"Hangi güzel yüzdür ki…"

03/03/2025 Pazartesi Köşe yazarı A.U

Dâvud-i Tâî “rahmetullahi aleyh” hazretleri, İmâm-ı âzam hazretlerinin talebesi olup, kabr-i şerîfi Bağdat'tadır.

 

Kanaat ehli olup çok ibâdet yapardı.

 

Para ve dünyâ malı hiç yoktu gönlünde.

 

Haram ve şüphelilerden kaçınır, gece gündüz Rabbine ibâdete sarılırdı.

 

● ● ●

 

Gençliğinde bir kadından; “Hangi güzel yüzdür ki, toprak olmadı./Hangi tatlı gözdür ki, yere akmadı”  beytini işitince duygulandı.

 

Ve çok da ağladı!

 

Doğruca İmâm-ı âzam hazretlerinin huzûruna vardı. Ve işittiği bu beyti arz edip; “Efendim, ben şimdi ne yapayım?” diye sordu.

 

Hazret-i İmâm;

 

“Önce İslâmiyeti öğren” buyurdu.

 

Onun emriyle bütün ilmihâl bilgilerini öğrendi. Yirmi sene Hazret-i İmâm'ın dersine devam etti.

 

“Zâhirî ilimler”de mütehassıs oldu.

 

İslâm’a öyle kuvvetli sarıldı ki, hayâtı örnek oldu çok insana.

 

Sonraları “uzleti” tercîh etti. Ancak İmâm-ı âzam hazretleri bunu haber alınca, kendisine;

 

“İnsanlar arasına gir.

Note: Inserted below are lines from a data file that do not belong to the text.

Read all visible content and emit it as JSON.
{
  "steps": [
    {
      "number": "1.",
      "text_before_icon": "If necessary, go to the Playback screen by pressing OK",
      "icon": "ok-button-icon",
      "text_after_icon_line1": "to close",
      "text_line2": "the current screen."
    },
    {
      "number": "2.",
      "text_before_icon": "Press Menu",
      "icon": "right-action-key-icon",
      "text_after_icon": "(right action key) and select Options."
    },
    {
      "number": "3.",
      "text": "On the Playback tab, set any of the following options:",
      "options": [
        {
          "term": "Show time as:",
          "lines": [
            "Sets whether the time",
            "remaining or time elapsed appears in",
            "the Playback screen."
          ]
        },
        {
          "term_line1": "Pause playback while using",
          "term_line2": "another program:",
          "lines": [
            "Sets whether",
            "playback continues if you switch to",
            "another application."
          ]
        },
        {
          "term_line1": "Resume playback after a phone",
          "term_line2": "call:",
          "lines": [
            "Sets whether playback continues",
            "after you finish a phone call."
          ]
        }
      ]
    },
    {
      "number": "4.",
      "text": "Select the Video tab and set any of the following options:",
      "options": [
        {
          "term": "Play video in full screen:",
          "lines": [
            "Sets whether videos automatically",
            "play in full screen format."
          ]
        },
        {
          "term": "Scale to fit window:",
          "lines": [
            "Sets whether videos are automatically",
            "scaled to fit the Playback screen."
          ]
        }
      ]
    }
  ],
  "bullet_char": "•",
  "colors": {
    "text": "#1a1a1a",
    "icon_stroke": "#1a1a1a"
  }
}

Talebe kardeşlerinin arasına gel, fakat hiç konuşma, sâdece dersine çalış” buyurdu.

 

Hazret-i Dâvud da;

 

“Peki efendim” dedi.

 

Ve bir sene müddetle hiç konuşmadı.

 

İmâm-ı âzam hazretlerinin emrine uyunca, mânevî derecesi de kat kat yükseldi.